On the way to work, I decided I’d thought far too long about the Hoodoo Gurus’ Purity of Essence (Hoodoo Gurus). The opening tracks – “Cracking Up,” “A Few Home Truths” and “Are You Sleeping” – promise a return to form for the (as far as I knew) dormant band. They capture the garage roughness and love of Beatles pop that were the hallmarks of their best songs. But one of the downsides of bands in semi-retirement or the slow dwindle is that they lose their mental toughness. They don’t make the hard calls necessary to produce memorable albums (cutting this from 16 songs to 10 or 12 would be a good start here), or they get distracted by horn sections, political lyrics, or personal growth – all of which would be understandably fascinating to someone in the band, but the results are songs that merit attention – I can’t get “A Few Home Truths” out of my head – but an album that’s best cherrypicked on iTunes.
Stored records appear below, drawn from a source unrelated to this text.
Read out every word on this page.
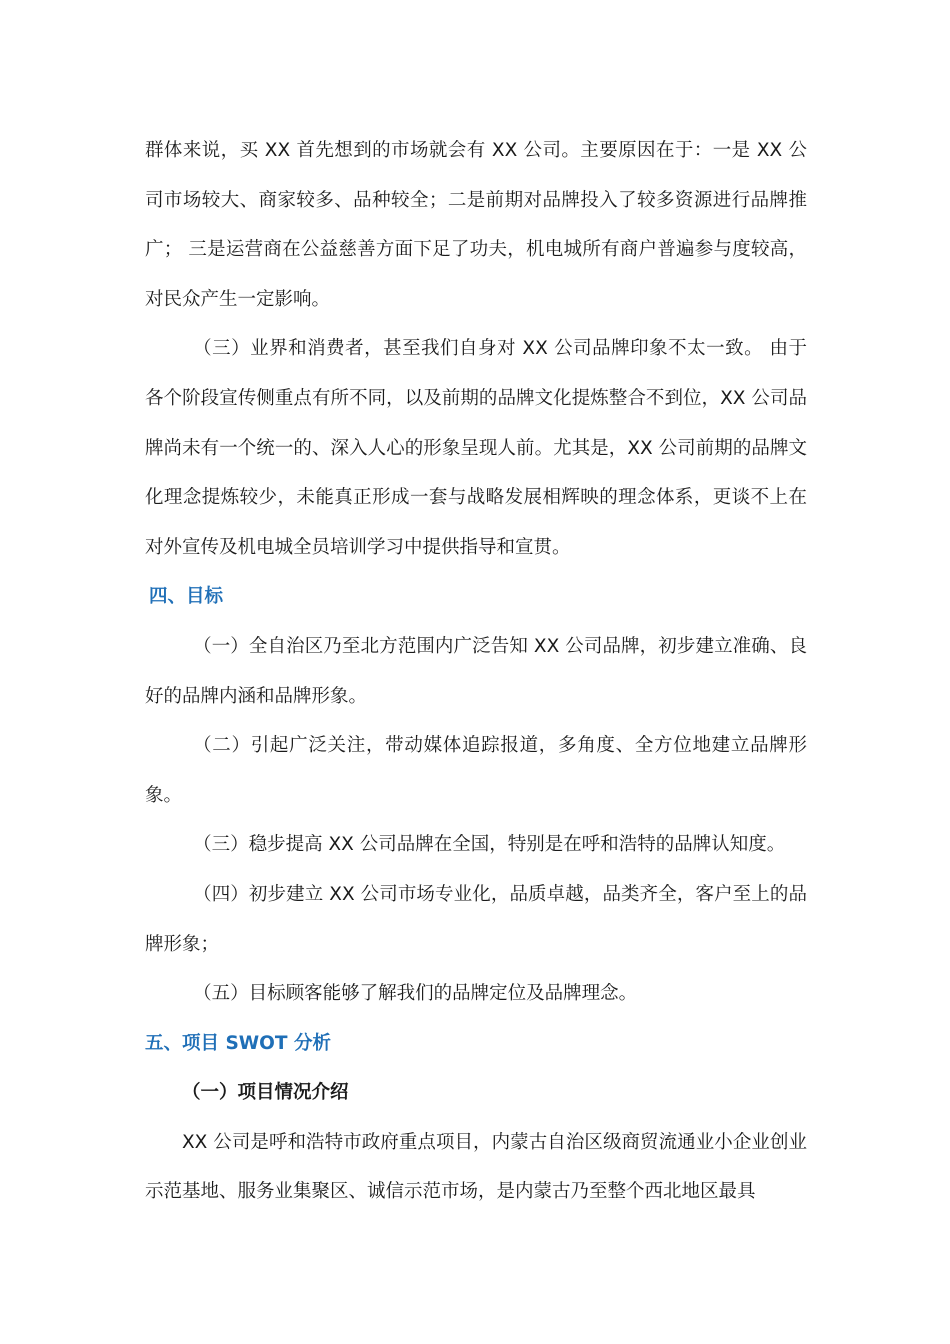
群体来说，买 XX 首先想到的市场就会有 XX 公司。主要原因在于：一是 XX 公司市场较大、商家较多、品种较全；二是前期对品牌投入了较多资源进行品牌推广； 三是运营商在公益慈善方面下足了功夫，机电城所有商户普遍参与度较高，对民众产生一定影响。

（三）业界和消费者，甚至我们自身对 XX 公司品牌印象不太一致。 由于各个阶段宣传侧重点有所不同，以及前期的品牌文化提炼整合不到位，XX 公司品牌尚未有一个统一的、深入人心的形象呈现人前。尤其是，XX 公司前期的品牌文化理念提炼较少，未能真正形成一套与战略发展相辉映的理念体系，更谈不上在对外宣传及机电城全员培训学习中提供指导和宣贯。

四、目标

（一）全自治区乃至北方范围内广泛告知 XX 公司品牌，初步建立准确、良好的品牌内涵和品牌形象。

（二）引起广泛关注，带动媒体追踪报道，多角度、全方位地建立品牌形象。

（三）稳步提高 XX 公司品牌在全国，特别是在呼和浩特的品牌认知度。

（四）初步建立 XX 公司市场专业化，品质卓越，品类齐全，客户至上的品牌形象；

（五）目标顾客能够了解我们的品牌定位及品牌理念。

五、项目 SWOT 分析

（一）项目情况介绍

XX 公司是呼和浩特市政府重点项目，内蒙古自治区级商贸流通业小企业创业示范基地、服务业集聚区、诚信示范市场，是内蒙古乃至整个西北地区最具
Locally, I really want to like DJ Quickie Mart’s new mixtape, Ask Ya Mom an ‘Nem, QM Should Be in Treme, but it falls betwixt and between – not a seamless-enough mix to be satisfying as a listening experience independent of affection for the source material, but you want to hear more of the New Orleans R&B classics and obscurities. And why does everybody want to be on Treme? David and Roselyn are trying to stir up public outcry to get them on the show via Facebook.
… and I won’t say too much yet about the new Turtle Island String Quartet’s upcoming album, which is largely a tribute to Jimi Hendrix. I was drawn to the version of “1983 … (A Merman I Should Turn to Be),” but I couldn’t get the original clear enough in my mind to think about how they transformed it. The art-hoedown of “House Burning Down,” on the other hand, was immediately thrilling, and it was startling to realize how music as electric as Hendrix’s translates to an all-acoustic context.